Dottore: posso fare pubblicità su Facebook come un ristorante?
La risposta è no. E per fortuna.
Il Marketing Sanitario non è pubblicità. Non è vendita. Non è promozione.
È un'altra cosa. Più difficile. Più regolamentata. Più etica.
In questa guida ti spiego esattamente cos'è il Marketing Sanitario, come funziona, quanto costa, cosa dice la legge e come iniziare senza violare la deontologia.
Se vuoi che il tuo studio venga trovato da pazienti consapevoli, hai aperto la pagina giusta.
Tempo di lettura: 12 minuti
Ultimo aggiornamento: marzo 2026
Indice
Cos'è il Marketing Sanitario (definizione pratica)
Marketing Sanitario vs Pubblicità: 5 differenze chiave
Perché investire nel Marketing Sanitario (6 benefici reali)

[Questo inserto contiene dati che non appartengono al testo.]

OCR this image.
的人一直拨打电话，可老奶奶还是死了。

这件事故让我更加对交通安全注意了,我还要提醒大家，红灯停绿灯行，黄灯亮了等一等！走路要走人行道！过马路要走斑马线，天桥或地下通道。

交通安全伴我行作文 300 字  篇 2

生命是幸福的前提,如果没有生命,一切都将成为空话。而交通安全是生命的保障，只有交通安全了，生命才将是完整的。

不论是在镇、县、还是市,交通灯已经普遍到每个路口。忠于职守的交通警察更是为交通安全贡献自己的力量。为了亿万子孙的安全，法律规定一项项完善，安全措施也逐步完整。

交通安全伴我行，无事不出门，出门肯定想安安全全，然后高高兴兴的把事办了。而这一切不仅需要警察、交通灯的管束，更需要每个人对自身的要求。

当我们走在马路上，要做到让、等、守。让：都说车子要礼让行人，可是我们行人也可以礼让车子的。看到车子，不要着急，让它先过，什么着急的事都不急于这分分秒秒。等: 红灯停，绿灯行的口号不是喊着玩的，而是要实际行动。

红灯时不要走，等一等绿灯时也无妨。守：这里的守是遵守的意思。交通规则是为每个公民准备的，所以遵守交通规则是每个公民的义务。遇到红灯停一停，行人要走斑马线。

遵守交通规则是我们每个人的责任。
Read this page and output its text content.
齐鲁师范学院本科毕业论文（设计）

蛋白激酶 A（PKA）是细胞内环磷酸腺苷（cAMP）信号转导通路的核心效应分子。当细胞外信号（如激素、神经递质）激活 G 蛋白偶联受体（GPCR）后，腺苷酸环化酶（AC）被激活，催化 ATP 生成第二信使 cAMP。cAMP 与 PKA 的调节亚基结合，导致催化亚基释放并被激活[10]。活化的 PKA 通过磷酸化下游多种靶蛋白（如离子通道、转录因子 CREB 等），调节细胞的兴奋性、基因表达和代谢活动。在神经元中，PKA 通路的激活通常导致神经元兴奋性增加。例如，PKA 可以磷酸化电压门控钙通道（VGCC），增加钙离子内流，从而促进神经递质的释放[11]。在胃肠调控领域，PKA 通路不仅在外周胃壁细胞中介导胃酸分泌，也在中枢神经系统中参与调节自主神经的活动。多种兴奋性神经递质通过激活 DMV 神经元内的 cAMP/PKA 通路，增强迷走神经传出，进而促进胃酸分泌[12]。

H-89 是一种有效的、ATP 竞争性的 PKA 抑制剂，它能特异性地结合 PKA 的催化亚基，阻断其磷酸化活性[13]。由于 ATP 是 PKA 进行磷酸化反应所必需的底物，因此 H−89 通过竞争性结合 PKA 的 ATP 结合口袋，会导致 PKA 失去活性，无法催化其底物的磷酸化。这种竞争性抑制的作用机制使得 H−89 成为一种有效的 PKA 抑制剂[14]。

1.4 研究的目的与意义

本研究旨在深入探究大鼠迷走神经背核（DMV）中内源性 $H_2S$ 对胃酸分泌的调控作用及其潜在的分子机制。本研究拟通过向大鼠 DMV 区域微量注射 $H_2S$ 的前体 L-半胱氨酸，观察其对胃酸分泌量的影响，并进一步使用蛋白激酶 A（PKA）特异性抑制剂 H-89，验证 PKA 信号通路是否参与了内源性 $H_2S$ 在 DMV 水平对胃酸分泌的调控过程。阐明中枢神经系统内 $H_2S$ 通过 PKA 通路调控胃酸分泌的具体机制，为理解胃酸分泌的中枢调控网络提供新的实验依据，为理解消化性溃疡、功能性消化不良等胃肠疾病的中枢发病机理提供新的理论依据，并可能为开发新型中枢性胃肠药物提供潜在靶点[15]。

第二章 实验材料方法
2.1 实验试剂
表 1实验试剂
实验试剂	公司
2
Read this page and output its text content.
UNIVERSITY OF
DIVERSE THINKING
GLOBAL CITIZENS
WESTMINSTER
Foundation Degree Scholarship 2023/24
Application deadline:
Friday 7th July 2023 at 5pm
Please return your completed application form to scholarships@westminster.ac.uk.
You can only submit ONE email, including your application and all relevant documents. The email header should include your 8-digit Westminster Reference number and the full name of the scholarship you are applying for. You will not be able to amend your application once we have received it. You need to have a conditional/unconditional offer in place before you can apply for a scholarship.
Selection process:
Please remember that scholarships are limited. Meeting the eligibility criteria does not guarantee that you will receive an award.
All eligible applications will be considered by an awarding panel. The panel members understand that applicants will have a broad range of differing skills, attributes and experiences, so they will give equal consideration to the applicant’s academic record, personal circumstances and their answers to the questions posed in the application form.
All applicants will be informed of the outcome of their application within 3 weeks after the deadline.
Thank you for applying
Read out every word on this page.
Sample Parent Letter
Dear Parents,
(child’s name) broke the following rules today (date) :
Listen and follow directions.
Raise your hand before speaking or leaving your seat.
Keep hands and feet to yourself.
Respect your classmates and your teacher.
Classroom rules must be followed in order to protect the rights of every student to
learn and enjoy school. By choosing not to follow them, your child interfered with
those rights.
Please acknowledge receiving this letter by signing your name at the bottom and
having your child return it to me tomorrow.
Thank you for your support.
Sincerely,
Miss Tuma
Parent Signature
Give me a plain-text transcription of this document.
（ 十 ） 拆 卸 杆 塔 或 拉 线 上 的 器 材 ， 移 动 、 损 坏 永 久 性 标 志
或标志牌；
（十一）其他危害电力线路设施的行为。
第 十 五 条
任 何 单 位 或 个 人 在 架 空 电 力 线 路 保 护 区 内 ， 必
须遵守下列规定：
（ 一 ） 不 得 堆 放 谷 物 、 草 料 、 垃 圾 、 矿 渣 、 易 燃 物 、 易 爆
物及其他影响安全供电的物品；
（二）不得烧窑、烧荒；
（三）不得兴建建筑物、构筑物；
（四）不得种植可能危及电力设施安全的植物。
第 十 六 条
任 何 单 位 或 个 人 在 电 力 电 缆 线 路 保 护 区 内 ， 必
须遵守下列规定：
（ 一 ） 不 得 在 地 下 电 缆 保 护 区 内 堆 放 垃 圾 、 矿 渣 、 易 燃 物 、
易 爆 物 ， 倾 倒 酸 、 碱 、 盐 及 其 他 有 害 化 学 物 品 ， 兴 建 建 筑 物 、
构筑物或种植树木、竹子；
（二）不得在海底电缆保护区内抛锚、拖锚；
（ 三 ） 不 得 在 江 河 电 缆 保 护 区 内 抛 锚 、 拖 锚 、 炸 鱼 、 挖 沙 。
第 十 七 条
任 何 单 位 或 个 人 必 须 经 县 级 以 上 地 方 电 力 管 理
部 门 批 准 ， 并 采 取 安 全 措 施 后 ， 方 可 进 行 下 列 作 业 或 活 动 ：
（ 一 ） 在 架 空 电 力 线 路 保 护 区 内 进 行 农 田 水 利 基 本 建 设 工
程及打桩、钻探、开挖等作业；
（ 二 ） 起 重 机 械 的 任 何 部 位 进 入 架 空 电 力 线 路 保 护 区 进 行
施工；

Cosa dice la legge: deontologia e GDPR
Quanto costa: listino prezzi 2026
Come iniziare in 5 passi (senza errori)
Errori fatali da evitare
Domande frequenti
1. Cos'è il Marketing Sanitario (definizione pratica)
Il Marketing Sanitario è l'insieme delle strategie di comunicazione che un professionista della salute utilizza per:
Farsi conoscere da potenziali pazienti
Educare il pubblico su temi medici
Costruire fiducia e autorevolezza
Facilitare l'accesso alle cure
Non è: promettere guarigioni, fare sconti, comprare recensioni, pubblicare foto di pazienti senza consenso. Approfondisci cosa non è Marketing Sanitario.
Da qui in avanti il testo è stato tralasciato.